In spite of all this setup – the opening act spends some time introducing various characters and factions – Brielle’s journey through the Underhive is largely a solitary one. Most of the novel is a travelogue of sorts. Each act chronicling her arrival in a new region of the great city. Of course, each one has its own threats and enemies. This gives the book a curiously episodic feel. Brielle’s first contact with the Underhive, and a man named Dahong, is possibly some of the most stomach-churningly depressing materiel ever put to Black Library paper. It’s a rough section for both Brielle and the listener, but it’s an interesting choice to have the protagonist’s lowest ebb come about so early in the story. From here, Brielle becomes more active, seeking out Goliaths, spider cultists, and of course, the man who killed her mother.
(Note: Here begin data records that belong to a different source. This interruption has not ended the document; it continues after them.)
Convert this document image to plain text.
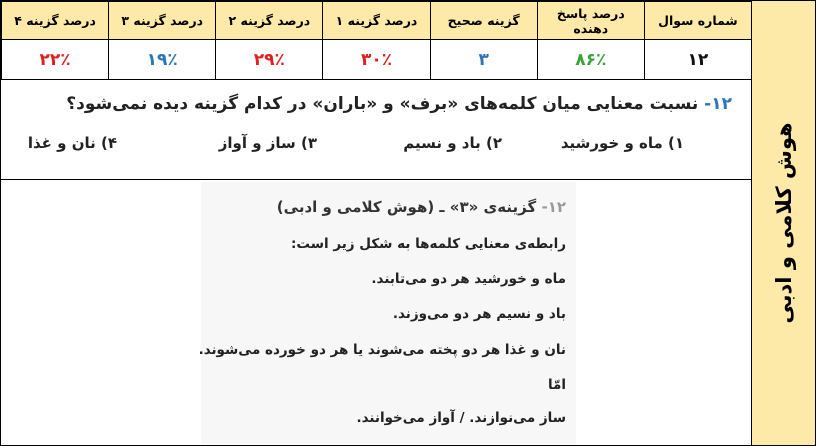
هوش کلامی و ادبی
شماره سوال	درصد پاسخ دهنده	گزینه صحیح	درصد گزینه ۱	درصد گزینه ۲	درصد گزینه ۳	درصد گزینه ۴
۱۲	۸۶٪	۳	۳۰٪	۲۹٪	۱۹٪	۲۲٪
۱۲- نسبت معنایی میان کلمه‌های «برف» و «باران» در کدام گزینه دیده نمی‌شود؟
۱) ماه و خورشید
۲) باد و نسیم
۳) ساز و آواز
۴) نان و غذا
۱۲- گزینه‌ی «۳» ـ (هوش کلامی و ادبی)
رابطه‌ی معنایی کلمه‌ها به شکل زیر است:
ماه و خورشید هر دو می‌تابند.
باد و نسیم هر دو می‌وزند.
نان و غذا هر دو پخته می‌شوند یا هر دو خورده می‌شوند.
امّا
ساز می‌نوازند. / آواز می‌خوانند.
I’m a traditionalist whop prefers old fashioned print to audio, so when I listen to an audiobook, I want something I can’t get from ink on a page. Terminal Overkill is a purely narrative audiobook, with no sound effects of music, both of which I admit I was hoping for. But there are parts of the text that work better in audio than on paper. Moments where Brielle addresses the listener directly. ‘Look here. This is where I was wounded.‘ Bringing the listener into the story is a great way of making audiobooks more engaging.
Of course, I would be remiss not to mention the narrator herself. Any audiobook is made or broken by the narrator. This is even more true in first-person narratives. Put simply, Emma Noakes is a great performer, bringing Brielle to life in a way no voice in my head ever could. The various creatures and characters of Necromunda each have their own twisted voice too, but it’s Brielle’s that carries you through it all. As I listened, I was surprised by how much time the book covers, but Noakes is equally at home with the broken and jaded Brielle of the later acts as she is with the infant seen in flashbacks.
I still have reservations about the audiobook form (the lack of control over the pacing is foremost among them), but Terminal Overkill is a strong slice of darkness from a city on the edge of chaos.